Johnston, Angus. “Yes, Christina Hoff Sommers Is a Rape Denialist.” Accessed December 10, 2014.

Citations:

[1] Baron, Stephen W. “General Strain, Street Youth and Crime: A Test of Agnew’s Revised Theory.” Criminology 42, no. 2 (May 1, 2004): 457–84. doi:10.1111/j.1745-9125.2004.tb00526.x.

[2] Burgess, Melinda CR, Steven Paul Stermer, and Stephen R. Burgess. “Sex, lies, and video games: The portrayal of male and female characters on video game covers.” Sex Roles 57.5-6 (2007): 419-433.

[3] Dill, Karen E., and Kathryn P. Thill. “Video game characters and the socialization of gender roles: Young people’s perceptions mirror sexist media depictions.” Sex roles 57.11-12 (2007): 851-864.

[4] Behm-Morawitz, Elizabeth, and Dana Mastro. “The effects of the sexualization of female video game characters on gender stereotyping and female self-concept.” Sex roles 61.11-12 (2009): 808-823.

[5] Dietz, Tracy L. “An examination of violence and gender role portrayals in video games: Implications for gender socialization and aggressive behavior.” Sex roles 38.5-6 (1998): 425-442.

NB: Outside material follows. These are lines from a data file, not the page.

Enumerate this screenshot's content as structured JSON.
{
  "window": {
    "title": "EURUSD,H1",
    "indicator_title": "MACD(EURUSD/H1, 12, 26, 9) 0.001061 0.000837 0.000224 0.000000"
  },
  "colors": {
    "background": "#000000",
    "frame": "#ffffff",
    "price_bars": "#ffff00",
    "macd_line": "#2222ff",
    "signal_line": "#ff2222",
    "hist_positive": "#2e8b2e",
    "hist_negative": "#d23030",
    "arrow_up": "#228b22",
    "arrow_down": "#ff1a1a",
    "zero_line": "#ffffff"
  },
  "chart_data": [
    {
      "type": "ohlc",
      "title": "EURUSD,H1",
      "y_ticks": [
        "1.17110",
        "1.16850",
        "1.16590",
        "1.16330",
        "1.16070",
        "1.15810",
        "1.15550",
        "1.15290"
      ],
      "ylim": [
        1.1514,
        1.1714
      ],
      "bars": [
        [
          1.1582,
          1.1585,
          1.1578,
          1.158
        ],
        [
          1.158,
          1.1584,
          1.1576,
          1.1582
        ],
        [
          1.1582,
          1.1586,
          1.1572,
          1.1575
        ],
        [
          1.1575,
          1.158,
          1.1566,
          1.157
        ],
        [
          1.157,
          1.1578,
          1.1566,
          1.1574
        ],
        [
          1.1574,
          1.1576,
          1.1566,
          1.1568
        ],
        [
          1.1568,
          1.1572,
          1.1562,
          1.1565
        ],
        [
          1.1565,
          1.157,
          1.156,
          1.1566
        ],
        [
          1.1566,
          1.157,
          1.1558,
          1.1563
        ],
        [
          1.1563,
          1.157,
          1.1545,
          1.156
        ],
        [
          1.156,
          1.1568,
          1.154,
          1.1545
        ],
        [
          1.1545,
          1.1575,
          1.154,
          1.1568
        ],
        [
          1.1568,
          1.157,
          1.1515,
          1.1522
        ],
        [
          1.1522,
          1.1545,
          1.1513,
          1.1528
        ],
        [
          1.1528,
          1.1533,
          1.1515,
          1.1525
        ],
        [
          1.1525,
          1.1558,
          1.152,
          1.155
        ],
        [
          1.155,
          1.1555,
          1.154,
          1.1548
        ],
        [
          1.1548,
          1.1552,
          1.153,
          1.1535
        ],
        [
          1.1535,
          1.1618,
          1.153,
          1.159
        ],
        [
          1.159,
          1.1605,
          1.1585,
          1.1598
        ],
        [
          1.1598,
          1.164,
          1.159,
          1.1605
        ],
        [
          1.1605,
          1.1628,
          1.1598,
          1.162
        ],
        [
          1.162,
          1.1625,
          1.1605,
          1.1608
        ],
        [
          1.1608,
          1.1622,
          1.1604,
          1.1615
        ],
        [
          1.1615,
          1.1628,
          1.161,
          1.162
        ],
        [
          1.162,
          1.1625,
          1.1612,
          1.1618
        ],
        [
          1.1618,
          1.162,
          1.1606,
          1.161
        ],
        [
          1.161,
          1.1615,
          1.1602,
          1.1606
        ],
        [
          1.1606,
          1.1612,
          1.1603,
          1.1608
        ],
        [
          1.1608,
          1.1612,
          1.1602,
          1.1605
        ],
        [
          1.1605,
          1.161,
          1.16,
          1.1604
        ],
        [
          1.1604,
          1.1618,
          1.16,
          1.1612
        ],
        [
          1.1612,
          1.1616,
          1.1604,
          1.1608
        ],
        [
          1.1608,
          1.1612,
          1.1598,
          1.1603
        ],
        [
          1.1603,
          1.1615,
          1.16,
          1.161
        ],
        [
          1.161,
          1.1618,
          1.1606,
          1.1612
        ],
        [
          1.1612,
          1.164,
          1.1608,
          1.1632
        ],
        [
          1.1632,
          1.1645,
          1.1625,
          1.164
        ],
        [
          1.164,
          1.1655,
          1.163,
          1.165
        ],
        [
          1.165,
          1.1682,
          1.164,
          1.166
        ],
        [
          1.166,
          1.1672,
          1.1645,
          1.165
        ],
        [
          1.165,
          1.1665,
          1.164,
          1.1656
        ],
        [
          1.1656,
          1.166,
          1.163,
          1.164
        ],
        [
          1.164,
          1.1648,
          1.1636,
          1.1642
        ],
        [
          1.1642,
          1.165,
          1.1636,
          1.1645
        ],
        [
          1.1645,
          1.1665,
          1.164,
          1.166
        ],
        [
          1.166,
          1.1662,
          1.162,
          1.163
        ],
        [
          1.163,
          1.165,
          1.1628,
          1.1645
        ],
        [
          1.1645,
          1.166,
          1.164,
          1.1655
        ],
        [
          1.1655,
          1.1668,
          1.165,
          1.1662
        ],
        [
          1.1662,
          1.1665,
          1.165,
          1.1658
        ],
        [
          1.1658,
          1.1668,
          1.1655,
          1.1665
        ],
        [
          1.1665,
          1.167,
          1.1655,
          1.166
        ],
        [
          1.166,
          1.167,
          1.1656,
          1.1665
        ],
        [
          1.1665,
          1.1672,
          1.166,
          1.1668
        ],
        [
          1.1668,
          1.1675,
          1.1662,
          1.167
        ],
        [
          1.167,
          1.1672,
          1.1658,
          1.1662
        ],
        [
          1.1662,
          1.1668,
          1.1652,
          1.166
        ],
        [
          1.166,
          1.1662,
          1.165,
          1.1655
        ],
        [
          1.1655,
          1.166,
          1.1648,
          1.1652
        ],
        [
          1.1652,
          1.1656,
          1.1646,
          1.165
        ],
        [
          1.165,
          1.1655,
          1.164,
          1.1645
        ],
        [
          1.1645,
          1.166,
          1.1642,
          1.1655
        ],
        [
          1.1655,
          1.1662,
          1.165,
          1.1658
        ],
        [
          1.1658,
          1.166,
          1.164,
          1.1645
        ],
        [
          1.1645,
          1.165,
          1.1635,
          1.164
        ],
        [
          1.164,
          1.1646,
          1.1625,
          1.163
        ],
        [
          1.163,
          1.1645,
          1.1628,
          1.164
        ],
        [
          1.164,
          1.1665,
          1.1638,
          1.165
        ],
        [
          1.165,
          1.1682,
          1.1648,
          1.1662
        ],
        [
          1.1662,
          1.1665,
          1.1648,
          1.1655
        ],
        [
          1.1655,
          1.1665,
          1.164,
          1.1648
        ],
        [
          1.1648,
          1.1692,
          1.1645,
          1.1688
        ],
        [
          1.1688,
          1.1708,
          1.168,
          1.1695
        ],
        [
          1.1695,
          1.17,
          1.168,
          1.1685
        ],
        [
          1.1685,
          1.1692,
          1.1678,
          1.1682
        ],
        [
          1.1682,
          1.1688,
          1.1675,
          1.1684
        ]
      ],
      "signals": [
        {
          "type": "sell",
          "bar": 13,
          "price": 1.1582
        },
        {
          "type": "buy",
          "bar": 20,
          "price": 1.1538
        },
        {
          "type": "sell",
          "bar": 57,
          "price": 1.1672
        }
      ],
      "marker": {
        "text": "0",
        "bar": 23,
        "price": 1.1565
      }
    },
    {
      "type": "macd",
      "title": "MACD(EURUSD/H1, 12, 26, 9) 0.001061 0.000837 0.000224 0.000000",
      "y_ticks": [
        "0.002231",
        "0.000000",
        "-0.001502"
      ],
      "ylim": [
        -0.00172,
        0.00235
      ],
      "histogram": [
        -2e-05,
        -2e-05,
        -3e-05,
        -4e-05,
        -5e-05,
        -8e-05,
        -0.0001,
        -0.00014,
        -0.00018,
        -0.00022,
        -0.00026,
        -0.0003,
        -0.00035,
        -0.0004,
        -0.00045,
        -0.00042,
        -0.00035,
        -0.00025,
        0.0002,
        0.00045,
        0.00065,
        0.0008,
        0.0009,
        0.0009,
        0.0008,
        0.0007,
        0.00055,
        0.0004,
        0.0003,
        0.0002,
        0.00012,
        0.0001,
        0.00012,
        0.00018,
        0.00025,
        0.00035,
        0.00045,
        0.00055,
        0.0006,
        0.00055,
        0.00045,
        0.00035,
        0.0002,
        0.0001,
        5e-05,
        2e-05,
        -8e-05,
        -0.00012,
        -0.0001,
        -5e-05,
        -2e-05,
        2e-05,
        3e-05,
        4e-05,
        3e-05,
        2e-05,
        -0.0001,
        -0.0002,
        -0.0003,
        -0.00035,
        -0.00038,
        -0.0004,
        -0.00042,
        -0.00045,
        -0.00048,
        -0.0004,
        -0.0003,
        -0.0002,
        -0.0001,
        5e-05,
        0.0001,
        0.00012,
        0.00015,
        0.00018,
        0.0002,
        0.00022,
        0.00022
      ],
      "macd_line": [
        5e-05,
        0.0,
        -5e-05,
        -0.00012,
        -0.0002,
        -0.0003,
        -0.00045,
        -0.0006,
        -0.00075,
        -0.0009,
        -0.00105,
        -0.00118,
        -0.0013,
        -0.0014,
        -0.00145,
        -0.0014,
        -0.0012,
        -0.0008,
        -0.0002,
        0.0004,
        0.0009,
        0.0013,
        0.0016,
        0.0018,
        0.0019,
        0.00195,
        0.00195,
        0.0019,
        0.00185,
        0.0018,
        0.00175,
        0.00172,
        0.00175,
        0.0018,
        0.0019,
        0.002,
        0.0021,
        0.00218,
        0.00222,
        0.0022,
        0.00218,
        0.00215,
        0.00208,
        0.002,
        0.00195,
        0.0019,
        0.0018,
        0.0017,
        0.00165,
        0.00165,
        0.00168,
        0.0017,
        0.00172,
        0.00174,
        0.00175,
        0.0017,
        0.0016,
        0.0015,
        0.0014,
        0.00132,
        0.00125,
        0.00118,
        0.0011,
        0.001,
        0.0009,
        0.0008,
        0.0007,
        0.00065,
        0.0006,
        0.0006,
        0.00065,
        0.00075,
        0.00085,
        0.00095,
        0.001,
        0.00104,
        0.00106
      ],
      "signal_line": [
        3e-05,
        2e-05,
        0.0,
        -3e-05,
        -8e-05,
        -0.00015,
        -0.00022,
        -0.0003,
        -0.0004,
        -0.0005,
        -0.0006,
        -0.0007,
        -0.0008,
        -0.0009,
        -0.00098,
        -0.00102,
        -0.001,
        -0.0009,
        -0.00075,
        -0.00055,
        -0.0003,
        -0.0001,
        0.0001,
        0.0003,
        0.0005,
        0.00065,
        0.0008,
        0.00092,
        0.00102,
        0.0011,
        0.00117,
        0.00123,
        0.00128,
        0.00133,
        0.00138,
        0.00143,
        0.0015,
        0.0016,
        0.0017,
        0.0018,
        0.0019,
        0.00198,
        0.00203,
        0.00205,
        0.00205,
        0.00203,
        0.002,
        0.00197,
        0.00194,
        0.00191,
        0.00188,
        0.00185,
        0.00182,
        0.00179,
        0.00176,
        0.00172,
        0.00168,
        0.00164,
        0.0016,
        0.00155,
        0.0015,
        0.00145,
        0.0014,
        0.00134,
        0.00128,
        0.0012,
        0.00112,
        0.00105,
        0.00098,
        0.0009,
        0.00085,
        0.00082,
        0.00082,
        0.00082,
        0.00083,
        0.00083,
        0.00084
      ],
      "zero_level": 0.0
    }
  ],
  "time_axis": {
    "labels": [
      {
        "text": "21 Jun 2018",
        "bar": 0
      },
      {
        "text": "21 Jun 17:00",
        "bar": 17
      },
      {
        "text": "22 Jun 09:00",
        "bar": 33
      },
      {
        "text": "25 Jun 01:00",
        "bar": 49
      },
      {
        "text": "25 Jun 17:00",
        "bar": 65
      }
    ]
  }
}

[6] Dill, Karen E., Brian P. Brown, and Michael A. Collins. “Effects of exposure to sex-stereotyped video game characters on tolerance of sexual harassment.” Journal of Experimental Social Psychology 44.5 (2008): 1402-1408.

[7] Mulvey, Laura. “Visual pleasure and narrative cinema.” Screen 16.3 (1975): 6-18.

[8] Wood, Mitchell J. “The Gay Male Gaze.” Journal of Gay & Lesbian Social Services 17, no. 2 (December 2, 2004): 43–62. doi:10.1300/J041v17n02_03.

[9] Calogero, Rachel M. “A Test Of Objectification Theory: The Effect Of The Male Gaze On Appearance Concerns In College Women.” Psychology of Women Quarterly 28, no. 1 (March 2004): 16–21. doi:10.1111/j.1471-6402.2004.00118.x.

HJH @ 2014/12/10: Added another link to someone critiquing Hoff Sommers.
HJH @ 2015/02/04: It’s “embrace, extend, extinguish.” Stupid dyslexia.